The Top 100 is a contest with the winners changing slightly every year. It is a critical part of the U.S. Market, accounting for almost 60% of Relevant Retail Revenue and 36+% of Total Retail. Sales have increased annually but the Top 100’s share of Total Retail peaked in 2020 and in 2019 for Relevant Retail and steadily declined until 2024. The Top 10 has had stronger annual growth but sales in the #11>100 group actually fell in 2020 and their 19>24 increase is only 37% of the Top 10’s lift. We also must remember our new hero – Relevant Retail, not in the Top 100. The 19>24 Sales by these smaller guys are +57.5%, 32% more than the Top 10. Their performance slowed in 24 but it is still amazing.

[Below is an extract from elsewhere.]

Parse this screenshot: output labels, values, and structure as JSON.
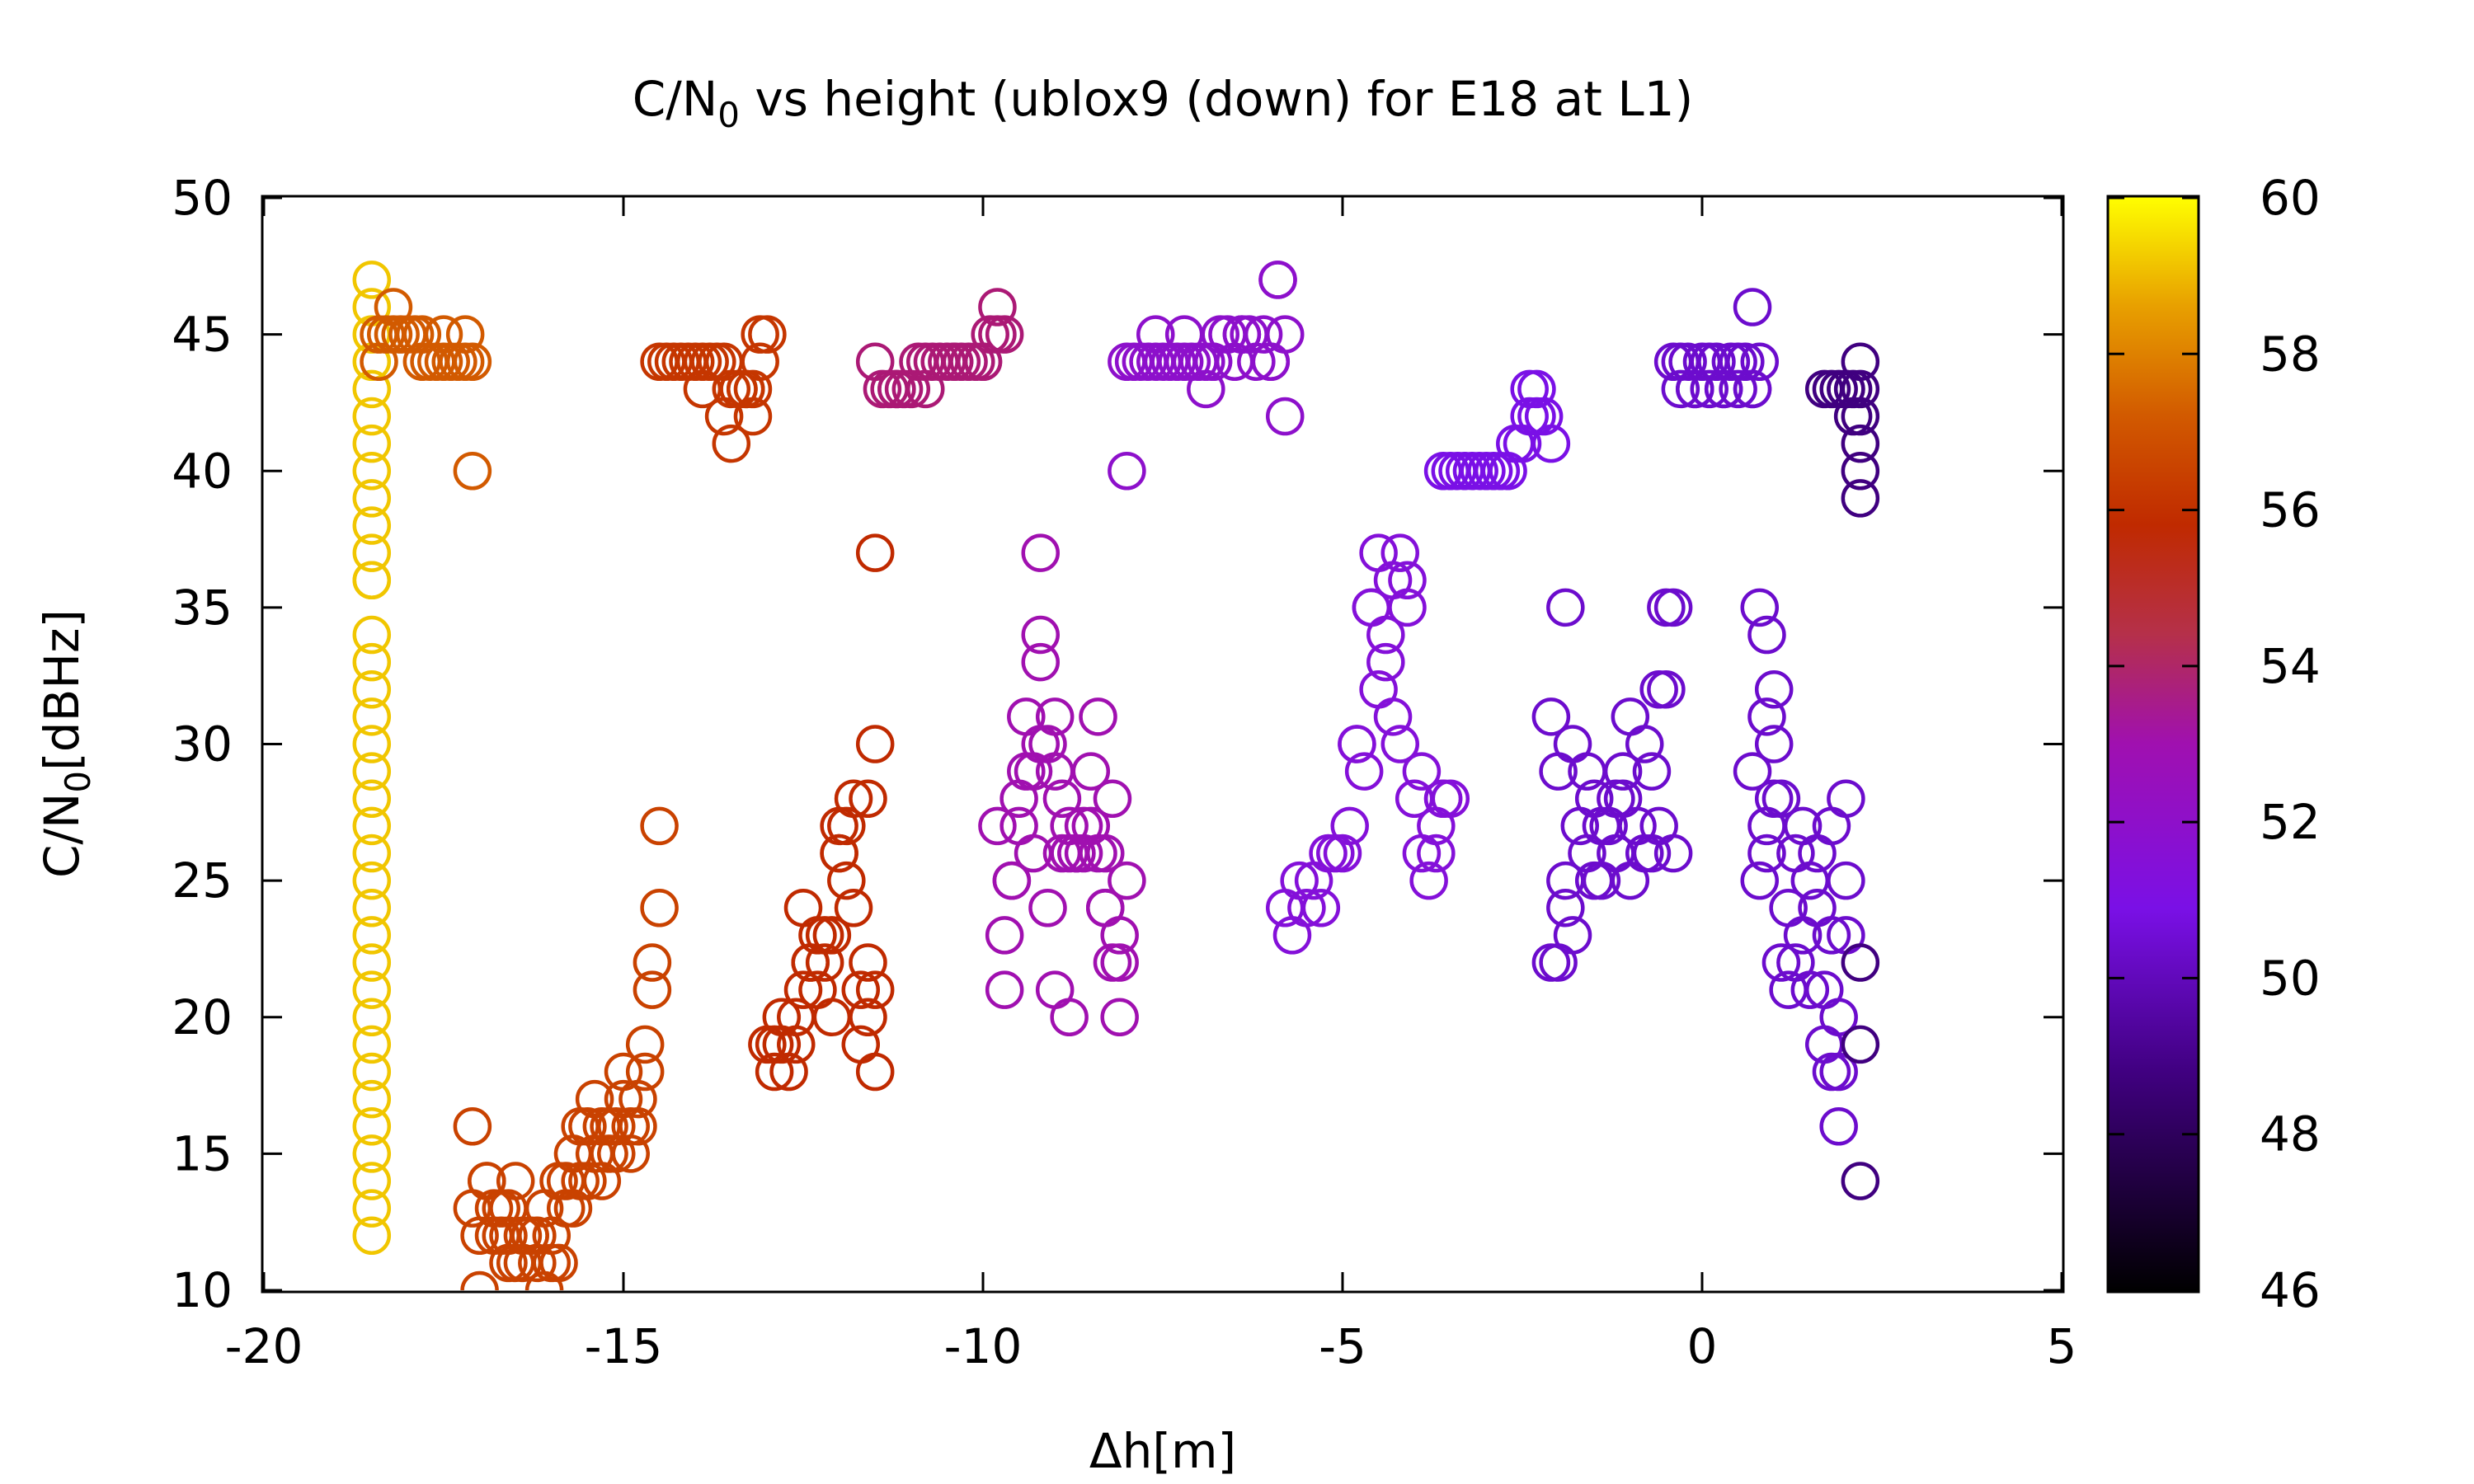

Pet Products are an important part of the success of the Top 100. 88 companies (96.9% of $) sell Pet items in stores and/or online. The 74 companies that stock pet products in their stores generated $2.77T in total sales. How much was from pet? Let’s “Do the math”. If we take out the $25.5B done by Top 100 Pet stores and the remaining companies generated only 1.7% of their sales from Pet, we’re looking at $46.6B in Pet Products sales from 71 non-pet sources! (The 1.7% Pet share is based on the Economic Census.) If you add Pet Stores & Chewy into the $, Pet Products sales for the Top 100 are $72.1B. The APPA reported $99.1B in Pet Products sales for 24. That means 71 mass market retailers accounted for 47.0% of all the Pet Products sold in the U.S. and 74 Top 100 companies generated 72.8%. Pet Products are widespread in the retail market but the $ are concentrated. Pet Industry participants should monitor the Top 100.

Retail sales increases slowed in 2024 as cumulative inflation became a major factor. The situation is still evolving but the Top 100 will always be a critical part of U.S. Retail. I hope that this report helped put this group into a better perspective.